Of course there are tons of photos. Most are black and white and a few are not by Weber. Most of the big names in modeling over the past 30 years are found somewhere in the almost-450 pages, but Weber does seem to have a particular fondness for Moss. And for children and dogs.
Late photographer Helmet Newton's work is chronicled in "A Gun For Hire" (Taschen, $39.99) with a particular emphasis on collaborations with Yves Saint Laurent in the 1980s-90s.
Newton coined himself a "gun for hire" because, he said, he didn't consider his work "art" even though some of his photos hung in museums and galleries. His wife explains that Newton decided at a young age -- when he was poor and just starting out in a notoriously fickle industry -- that he'd take any job that came along.
Several other books are sure to appeal to those with certain fashion fetishes:
--"Dressing A Galaxy: The Costumes of Star Wars" (Abrams, $50) by Trisha Biggar.
Biggar served as costume designer on the three most recent "Star Wars" movies and she welcomes readers "to our worlds." The wardrobe staff on the films ranged in numbers from 80 to 120, she explains, and making head or body casts was one of the most time-consuming tasks.
The book highlights costumes from all the films, paying extra attention to the scores of outfits worn by Padme Amidala, who, maybe not so coincidentally, was played by fashion plate Natalie Portman.
--"The New English Dandy" (Workhouse, $45) by Alice Cicolini.
British men are known for their usually fashionable, occasionally foppish style, and this book focuses on the 20- and 30-somethings searching for a look to call their own. Sometimes they get it right -- as proved by writer Peter York in a sharp blue suit and tailor Tony Lutwyche in a purple velvet one -- and sometimes they don't.
--"Tiffany Diamonds" (Abrams, $50) by John Loring.
Tiffany & Co. diamonds are famous around the globe for their quality, charisma and the tradition they reflect. Loring aims to include all those facets in the book.
There are pictures of sparkling diamonds in elaborate and creative settings, but some of the most interesting images are the sketches that became famous pieces of jewelry or the receipt of a $50 diamond ring sold in 1896 with a money-back guarantee.
A particularly helpful tool might be the glossary, which explains the four "Cs" of diamonds -- cut, clarity, color and carat weight.
--"Daniel Swarovski: A World of Beauty" (Thames & Hudson) by Vivienne Becker and Rosemarie Le Gallais.
Few contemporary runway collections are presented without mentioning Swarovski crystals -- they're often what add a little extra oomph to an evening gown or eye-catching accessory. But none of it could've happened without the efforts of a Bohemian crystal-worker and budding scientist more than a century ago.

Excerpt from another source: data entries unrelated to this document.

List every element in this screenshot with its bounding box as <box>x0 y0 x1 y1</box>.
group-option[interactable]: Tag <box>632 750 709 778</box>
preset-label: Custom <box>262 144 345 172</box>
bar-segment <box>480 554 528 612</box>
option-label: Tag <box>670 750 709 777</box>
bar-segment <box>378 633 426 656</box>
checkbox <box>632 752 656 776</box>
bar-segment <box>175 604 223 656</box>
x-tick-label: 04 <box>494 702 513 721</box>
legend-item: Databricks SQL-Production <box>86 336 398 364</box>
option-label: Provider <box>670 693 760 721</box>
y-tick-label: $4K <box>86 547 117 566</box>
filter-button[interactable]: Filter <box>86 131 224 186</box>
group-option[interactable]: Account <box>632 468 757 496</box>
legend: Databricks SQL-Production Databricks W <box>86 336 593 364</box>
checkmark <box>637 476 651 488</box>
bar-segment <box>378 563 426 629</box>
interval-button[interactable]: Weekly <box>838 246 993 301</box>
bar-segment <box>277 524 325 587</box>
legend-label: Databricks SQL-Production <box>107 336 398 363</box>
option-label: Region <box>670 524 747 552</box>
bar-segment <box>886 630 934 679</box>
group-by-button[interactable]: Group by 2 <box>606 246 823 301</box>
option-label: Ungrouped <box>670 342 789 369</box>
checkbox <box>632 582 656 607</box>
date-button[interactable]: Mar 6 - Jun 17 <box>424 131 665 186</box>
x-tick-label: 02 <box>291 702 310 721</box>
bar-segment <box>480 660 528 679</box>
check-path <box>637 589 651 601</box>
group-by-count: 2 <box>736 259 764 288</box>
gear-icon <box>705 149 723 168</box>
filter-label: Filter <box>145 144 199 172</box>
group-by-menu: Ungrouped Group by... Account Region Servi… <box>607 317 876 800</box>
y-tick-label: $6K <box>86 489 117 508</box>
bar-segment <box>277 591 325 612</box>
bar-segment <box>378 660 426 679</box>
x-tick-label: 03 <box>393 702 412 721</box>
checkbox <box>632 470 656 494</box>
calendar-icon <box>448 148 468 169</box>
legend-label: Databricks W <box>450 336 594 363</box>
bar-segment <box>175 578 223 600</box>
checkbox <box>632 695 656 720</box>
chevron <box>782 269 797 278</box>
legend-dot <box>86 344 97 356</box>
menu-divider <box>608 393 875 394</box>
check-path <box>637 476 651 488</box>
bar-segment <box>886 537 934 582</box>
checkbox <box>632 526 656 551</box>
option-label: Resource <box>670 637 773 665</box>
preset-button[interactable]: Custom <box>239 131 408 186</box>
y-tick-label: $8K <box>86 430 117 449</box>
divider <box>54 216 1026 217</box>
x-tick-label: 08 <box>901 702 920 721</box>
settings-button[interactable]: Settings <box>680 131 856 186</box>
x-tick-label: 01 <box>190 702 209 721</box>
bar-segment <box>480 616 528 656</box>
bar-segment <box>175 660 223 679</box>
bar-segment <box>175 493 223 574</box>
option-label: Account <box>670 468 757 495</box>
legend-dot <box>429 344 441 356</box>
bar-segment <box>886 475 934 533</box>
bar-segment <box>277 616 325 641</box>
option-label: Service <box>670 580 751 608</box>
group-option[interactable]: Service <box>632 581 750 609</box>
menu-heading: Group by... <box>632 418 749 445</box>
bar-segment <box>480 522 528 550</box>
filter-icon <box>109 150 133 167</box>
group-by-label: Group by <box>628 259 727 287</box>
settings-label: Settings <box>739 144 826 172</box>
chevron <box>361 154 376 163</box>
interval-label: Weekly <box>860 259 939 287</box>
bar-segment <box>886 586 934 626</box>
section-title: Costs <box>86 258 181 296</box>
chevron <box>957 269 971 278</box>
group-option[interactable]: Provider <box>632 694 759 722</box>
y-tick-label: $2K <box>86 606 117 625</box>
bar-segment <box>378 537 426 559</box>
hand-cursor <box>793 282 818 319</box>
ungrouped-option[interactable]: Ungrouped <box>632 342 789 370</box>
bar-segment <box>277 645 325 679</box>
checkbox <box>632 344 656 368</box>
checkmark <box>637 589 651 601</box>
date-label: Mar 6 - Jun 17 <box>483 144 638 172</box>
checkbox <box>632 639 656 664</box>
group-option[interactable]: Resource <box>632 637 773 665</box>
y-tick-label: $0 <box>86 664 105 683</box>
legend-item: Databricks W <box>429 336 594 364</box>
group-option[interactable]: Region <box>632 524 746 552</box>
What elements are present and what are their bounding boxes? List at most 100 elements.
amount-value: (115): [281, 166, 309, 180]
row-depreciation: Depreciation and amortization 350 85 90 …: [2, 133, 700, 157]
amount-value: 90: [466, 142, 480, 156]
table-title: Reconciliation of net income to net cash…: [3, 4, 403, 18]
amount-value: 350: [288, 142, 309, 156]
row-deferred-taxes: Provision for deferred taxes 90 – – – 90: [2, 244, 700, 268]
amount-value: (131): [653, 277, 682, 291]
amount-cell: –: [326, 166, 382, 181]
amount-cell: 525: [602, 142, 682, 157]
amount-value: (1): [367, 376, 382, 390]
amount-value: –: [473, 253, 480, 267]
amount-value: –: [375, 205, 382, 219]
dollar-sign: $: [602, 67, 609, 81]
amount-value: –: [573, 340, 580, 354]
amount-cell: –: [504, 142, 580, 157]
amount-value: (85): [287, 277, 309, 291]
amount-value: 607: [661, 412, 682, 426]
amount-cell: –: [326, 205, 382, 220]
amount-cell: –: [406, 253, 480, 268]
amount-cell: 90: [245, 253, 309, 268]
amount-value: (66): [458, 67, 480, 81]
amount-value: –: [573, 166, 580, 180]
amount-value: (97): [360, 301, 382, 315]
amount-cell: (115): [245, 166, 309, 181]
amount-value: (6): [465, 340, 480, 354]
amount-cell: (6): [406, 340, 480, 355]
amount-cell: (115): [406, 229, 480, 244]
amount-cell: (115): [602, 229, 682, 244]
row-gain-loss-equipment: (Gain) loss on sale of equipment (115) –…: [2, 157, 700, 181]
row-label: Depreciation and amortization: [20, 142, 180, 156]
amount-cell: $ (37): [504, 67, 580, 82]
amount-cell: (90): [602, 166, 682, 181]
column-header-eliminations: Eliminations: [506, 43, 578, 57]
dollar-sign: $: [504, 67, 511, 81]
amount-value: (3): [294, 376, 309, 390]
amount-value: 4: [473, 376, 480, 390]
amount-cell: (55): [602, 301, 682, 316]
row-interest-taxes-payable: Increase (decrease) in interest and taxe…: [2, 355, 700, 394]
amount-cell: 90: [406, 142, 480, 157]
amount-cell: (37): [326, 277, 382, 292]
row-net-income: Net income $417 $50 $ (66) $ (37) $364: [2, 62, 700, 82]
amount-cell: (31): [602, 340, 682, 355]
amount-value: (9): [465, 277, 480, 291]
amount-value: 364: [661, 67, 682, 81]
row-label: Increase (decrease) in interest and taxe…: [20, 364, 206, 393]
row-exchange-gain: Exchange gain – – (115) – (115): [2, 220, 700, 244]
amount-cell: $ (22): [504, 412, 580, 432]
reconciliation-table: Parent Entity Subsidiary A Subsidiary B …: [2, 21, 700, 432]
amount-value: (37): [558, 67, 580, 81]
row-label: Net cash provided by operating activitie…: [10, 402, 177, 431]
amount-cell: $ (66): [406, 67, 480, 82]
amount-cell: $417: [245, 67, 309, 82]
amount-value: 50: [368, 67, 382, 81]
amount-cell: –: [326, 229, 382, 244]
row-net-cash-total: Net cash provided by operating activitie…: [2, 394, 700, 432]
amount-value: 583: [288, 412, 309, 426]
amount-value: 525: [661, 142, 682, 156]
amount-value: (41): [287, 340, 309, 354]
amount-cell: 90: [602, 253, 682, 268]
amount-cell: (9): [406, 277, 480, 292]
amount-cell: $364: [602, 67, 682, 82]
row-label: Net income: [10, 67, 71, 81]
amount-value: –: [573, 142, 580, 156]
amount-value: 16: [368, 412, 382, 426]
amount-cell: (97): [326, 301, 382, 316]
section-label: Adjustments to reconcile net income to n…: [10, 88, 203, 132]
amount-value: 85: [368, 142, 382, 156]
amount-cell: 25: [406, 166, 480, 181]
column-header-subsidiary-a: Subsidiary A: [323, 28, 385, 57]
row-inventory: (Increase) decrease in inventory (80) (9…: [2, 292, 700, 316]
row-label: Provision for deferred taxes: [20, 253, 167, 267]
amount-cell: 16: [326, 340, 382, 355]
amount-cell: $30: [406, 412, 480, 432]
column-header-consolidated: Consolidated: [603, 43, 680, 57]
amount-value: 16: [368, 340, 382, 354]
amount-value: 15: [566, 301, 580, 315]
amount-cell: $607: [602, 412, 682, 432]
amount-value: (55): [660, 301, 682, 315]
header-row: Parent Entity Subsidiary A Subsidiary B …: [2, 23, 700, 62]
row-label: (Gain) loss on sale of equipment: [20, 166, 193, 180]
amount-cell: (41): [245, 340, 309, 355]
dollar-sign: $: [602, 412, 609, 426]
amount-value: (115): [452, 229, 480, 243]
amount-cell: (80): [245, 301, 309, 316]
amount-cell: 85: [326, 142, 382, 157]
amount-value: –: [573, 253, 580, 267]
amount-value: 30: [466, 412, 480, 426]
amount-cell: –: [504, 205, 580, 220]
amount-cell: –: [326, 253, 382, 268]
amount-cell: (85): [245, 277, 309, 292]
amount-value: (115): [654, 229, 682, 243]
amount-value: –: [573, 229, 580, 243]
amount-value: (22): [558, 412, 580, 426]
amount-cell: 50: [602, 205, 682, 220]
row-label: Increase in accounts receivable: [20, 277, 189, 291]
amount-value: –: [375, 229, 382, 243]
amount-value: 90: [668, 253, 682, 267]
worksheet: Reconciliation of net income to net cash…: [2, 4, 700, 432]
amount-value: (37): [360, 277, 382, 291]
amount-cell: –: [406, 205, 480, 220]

Daniel Swarovski discovered that crystals could be mechanically cut and polished, allowing for factory production on a significant scale. His heirs have taken that knowledge and now use it to decorate everything from chandeliers to glitzy versions of necklaces based on traditional American Indian designs.
--"The New Boutique: Fashion and Design" (Merrell, $49.95) by Neil Bingham.
Fashion, art, architecture and business all come together at the chicest boutiques. Bingham traces the development of the modern retail movement to new stores in London, Milan, New York, Paris and Tokyo.